I feel his smile like warmth through my body. “Beautiful.”
“She was. I had just started to feel her movements more consistently. Each little roll or kick almost felt like bubbles popping in my torso. Sometimes, it overwhelmed me to know she was there. That I was the one thing keeping her tethered to life. When I was pregnant, there was a part of me that felt like the whole world had been keeping a secret from me. All my life, I’d been called the weaker sex.
But in those moments, I realized that creating her, growing her, housing her…
I was powerful and divine. Until I wasn’t. And she? She was so…” I trail off.
“Loved. I don’t think anyone who’s been around you could feel anything less.”
More tears.
“And you are a goddess in some way. You bring life, not death. You could keep doing it for as long as you wanted. It is something, I confess, that I dream of. Something extraordinary.”
I don’t answer. Just let his words thread through my mind.
“You—” He stops.
“Yes?”
“And you are sure you’d like to try again?” he asks.

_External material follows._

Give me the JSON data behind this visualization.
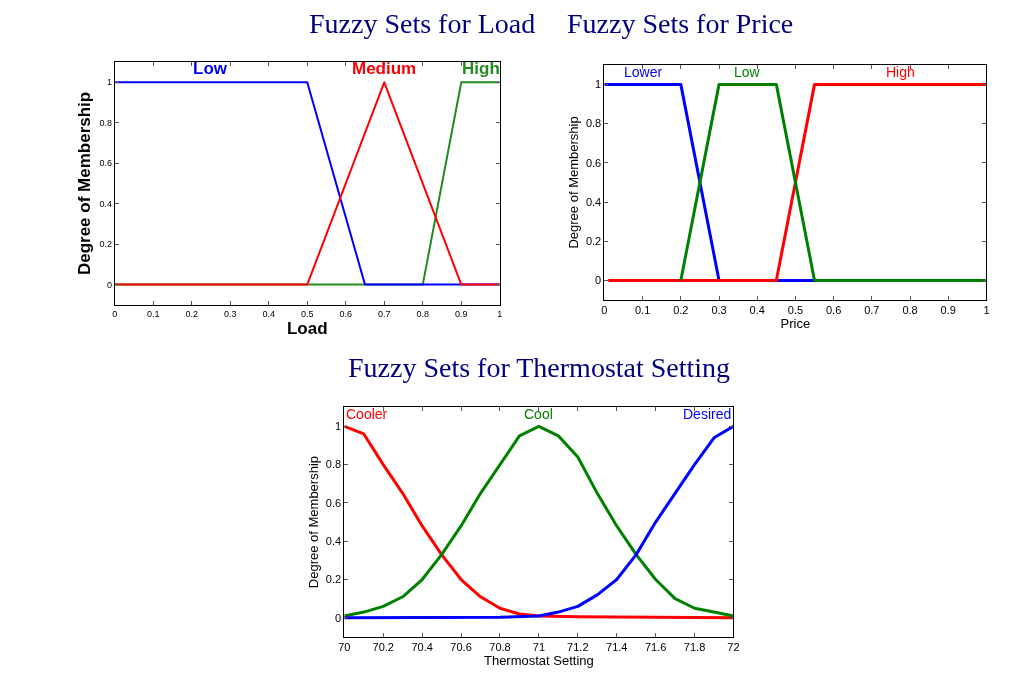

I take a deep breath. It’s a fair question. Some might not feel the way I do. And maybe…maybe I needed to be more realistic. Maybe it wasn’t the answer to have a dozen children to make up for the moment. Maybe…
“At least one more time.”
He holds me just a bit tighter. “One day, I hope you see that I will be a good father. I would give anything to a child. But I understand it is your choice.”
I want to pull away and resist. Want to be stronger than I am. Instead, I lean into him.
I’m tired of fighting.
I look up at him, twisting around, and see those glowing marks once more. Hesitantly, I reach out and brush my fingers over them. They mean he is mine. If I want him.
He closes his eyes, sinking into my touch and then taking my hand to kiss my palm. I let him. And when he pulls up a flat stone, I watch as he takes out a knife they must’ve given him and begins to carve the name.
Lirio.
Then he carves the name Adra.
Then he taps the stone, and somehow, the names light up. My mouth falls open.
“To the girls that made us,” he says softly.
Something about the statement pinches deep, and I look around the room, realizing something crucial.
“Your cleaver,” I start. “What happened to it?”
He shakes his head. “It is gone. But I do not care.”
“It has been with you for all these years.”
He looks at me.
“It is my past. I would like you to be my future. I will find a new weapon, and perhaps a new life.”